Bilim kişisi da bu farklılıklardan ötürü ortaya çıkan muhtaçlığı gidermek için nasıl bir süreç yapılabileceği, kan küme tiplerini değiştirmenin nasıl mümkün olabileceğine dair bir çalışma yaptılar. Kanada'da bulunan British Columbia Üniversitesi bünyesinde çalışmalarını sürdüren araştırmacılar, A kan kümesini, 0 kan kümesine dönüştürebilen yeni bir sistem keşfettiler.

0 kan kümesi, tipine bakılmaksızın müspet kana sahip olan tüm kişilere verilebiliyor. Yerküre umumunda de geniş bir yayılım gösterdiği için 0 kan kümesine, âlemşümul kan kümesi deniyor. Kan kümelerinin ayrılmasını sağlayan antijen tiplerini bulundurmadığı için 0 kan öbeği, kişilerin pek birçoklarına nakil edilebiliyor. Bu nakil sonrasında vücut, eksik olan antijenleri üreterek hayatın olağan bir halde devam etmesini sağlıyor.
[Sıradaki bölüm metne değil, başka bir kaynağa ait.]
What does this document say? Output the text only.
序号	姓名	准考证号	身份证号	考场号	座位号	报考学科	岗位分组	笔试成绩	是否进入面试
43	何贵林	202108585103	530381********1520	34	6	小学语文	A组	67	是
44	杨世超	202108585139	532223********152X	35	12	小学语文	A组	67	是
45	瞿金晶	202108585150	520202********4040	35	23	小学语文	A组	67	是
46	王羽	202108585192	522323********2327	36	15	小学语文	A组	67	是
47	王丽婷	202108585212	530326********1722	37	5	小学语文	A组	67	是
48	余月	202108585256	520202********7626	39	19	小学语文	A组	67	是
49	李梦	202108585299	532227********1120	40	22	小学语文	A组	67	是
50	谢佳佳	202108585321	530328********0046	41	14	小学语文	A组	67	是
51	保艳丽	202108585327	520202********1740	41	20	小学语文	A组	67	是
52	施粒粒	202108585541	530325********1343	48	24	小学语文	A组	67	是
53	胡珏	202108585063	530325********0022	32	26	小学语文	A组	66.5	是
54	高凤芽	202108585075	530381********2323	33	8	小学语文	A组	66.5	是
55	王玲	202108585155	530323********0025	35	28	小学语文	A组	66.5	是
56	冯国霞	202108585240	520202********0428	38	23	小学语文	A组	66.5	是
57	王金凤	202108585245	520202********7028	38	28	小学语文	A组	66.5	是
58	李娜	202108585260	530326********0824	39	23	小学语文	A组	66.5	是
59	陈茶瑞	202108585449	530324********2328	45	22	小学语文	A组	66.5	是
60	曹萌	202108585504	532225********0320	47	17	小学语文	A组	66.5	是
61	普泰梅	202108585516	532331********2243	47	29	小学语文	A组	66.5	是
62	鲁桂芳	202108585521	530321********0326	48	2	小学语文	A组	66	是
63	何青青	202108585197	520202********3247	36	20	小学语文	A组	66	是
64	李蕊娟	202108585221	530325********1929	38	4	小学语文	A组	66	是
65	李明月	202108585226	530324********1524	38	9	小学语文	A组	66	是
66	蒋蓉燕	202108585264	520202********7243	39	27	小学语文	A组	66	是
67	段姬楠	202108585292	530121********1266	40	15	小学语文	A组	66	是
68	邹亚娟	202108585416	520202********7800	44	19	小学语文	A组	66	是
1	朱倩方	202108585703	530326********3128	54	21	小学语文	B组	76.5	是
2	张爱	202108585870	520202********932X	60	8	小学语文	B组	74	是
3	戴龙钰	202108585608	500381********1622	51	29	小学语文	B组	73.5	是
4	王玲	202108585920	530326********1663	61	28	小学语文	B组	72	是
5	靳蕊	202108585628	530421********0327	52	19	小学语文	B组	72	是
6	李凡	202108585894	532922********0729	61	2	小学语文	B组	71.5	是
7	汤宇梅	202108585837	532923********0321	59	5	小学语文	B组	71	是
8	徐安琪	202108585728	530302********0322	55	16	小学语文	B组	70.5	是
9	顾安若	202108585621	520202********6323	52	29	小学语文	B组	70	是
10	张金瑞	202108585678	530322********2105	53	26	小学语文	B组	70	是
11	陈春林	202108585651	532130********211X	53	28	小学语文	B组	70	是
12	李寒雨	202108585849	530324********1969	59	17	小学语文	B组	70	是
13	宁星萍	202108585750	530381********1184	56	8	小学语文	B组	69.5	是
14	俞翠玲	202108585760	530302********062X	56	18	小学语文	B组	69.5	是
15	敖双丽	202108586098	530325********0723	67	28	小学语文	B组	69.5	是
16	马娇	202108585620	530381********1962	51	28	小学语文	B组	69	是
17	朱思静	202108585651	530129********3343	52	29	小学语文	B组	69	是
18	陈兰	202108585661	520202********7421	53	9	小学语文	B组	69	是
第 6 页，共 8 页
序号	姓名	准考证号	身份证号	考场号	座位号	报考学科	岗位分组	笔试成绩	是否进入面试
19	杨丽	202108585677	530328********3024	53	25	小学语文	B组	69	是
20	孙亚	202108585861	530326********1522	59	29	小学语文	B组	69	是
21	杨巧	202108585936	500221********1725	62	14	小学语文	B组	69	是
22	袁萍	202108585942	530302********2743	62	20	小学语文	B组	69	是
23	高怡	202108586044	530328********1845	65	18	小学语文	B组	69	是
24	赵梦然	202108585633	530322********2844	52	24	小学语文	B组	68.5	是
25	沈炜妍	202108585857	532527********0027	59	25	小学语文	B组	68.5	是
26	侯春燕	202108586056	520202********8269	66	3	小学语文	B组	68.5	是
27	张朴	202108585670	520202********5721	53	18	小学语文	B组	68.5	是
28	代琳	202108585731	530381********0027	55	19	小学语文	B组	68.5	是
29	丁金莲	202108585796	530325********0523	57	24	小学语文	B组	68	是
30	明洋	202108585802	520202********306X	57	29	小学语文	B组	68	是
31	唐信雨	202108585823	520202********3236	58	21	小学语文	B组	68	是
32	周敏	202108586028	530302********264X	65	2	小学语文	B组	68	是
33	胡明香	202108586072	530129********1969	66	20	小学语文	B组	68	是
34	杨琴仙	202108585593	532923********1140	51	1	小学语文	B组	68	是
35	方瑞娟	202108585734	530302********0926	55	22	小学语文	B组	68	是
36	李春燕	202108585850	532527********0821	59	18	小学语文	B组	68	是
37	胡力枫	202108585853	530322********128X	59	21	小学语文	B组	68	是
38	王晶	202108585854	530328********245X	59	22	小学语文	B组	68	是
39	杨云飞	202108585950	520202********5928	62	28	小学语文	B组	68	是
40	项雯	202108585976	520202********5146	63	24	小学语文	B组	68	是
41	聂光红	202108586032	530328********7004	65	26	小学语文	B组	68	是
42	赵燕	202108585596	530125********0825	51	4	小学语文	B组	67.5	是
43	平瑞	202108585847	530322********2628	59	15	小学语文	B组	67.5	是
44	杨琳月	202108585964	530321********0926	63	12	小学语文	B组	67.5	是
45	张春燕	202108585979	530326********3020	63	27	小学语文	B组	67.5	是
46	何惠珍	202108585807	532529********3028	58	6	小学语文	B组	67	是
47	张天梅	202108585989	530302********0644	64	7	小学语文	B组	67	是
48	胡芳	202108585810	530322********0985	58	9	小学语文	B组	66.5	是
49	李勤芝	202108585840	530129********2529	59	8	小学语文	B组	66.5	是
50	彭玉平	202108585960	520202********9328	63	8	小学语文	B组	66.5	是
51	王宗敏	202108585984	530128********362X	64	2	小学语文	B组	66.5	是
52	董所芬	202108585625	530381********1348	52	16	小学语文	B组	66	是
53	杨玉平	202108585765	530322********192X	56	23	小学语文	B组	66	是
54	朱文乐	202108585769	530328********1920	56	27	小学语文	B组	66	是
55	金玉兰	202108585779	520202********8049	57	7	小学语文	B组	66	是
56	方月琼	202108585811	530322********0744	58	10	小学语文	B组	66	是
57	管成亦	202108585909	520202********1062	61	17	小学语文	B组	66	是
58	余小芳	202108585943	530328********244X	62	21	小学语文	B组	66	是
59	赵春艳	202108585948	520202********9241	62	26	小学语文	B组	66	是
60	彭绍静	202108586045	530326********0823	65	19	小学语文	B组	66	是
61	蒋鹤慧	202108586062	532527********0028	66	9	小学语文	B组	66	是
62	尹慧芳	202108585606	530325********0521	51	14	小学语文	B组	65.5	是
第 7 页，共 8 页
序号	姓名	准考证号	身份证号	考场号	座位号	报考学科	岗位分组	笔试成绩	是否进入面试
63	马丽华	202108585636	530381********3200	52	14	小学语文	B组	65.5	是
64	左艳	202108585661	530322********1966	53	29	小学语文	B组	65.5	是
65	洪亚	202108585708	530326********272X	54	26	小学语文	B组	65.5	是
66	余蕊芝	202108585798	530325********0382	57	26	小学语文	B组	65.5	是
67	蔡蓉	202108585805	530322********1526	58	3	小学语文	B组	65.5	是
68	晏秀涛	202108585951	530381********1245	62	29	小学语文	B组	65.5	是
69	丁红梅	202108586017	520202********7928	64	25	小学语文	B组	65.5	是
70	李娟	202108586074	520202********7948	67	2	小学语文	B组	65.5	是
Lakin B kan öbeğine sahip olan bir kişiye A kan öbeği nakli yapılırsa, bu durumun ölümcül sonuçları olabiliyor. Bunun nedeni vücut, kendisine ilişkin olmayan kan öbeğinde bulunan proteinleri düşman olarak görüyor ve bu proteinlere karşı savaş açıyor.
Araştırmacı Peter Rahfeld, kan öbeklerinin birbirlerine çevrilebilmesi için birtakım enzimlerin kullanılabileceğini öne sürdü. Yapılan çalışmaların sonucunda A kan öbeği, 0 kan kümesine dönüştürüldü. Bu dönüşüm sırasında kişilerin bağırsaklarında bulunan bir bakteriyel enzim kullanıldı. Bu enzimler A kan kümesinin proteinlerini ayırabiliyordu. A tipi kana enjekte edilen enzimler, beklenen sonuca ulaştırdı. A proteinlerini ayırmayı başaran enzimler, temel manada 0 kan kümesinin oluşmasını sağlamışlardı.
Yapılan bu keşif ile birlikte, yerküre umumunda kan muhtaçlığının karşılanabilmesi için bu yönetmin kullanılabileceğini ispatlamış oldu. Mevzuyla ilgili açıklamalarda bulunan Rahfeld, çalışmaların süreceğini gelgelelim bu tekniğin kullanılması için hala uzunca bir müddetin gerektiğini tabir etti. Bu sistemin yaygın bir halde kullanılması, önümüzdeki periyotlarda, kan zayıflığından kaynaklanan ölümlerin önüne geçilmesine imkan verebilir.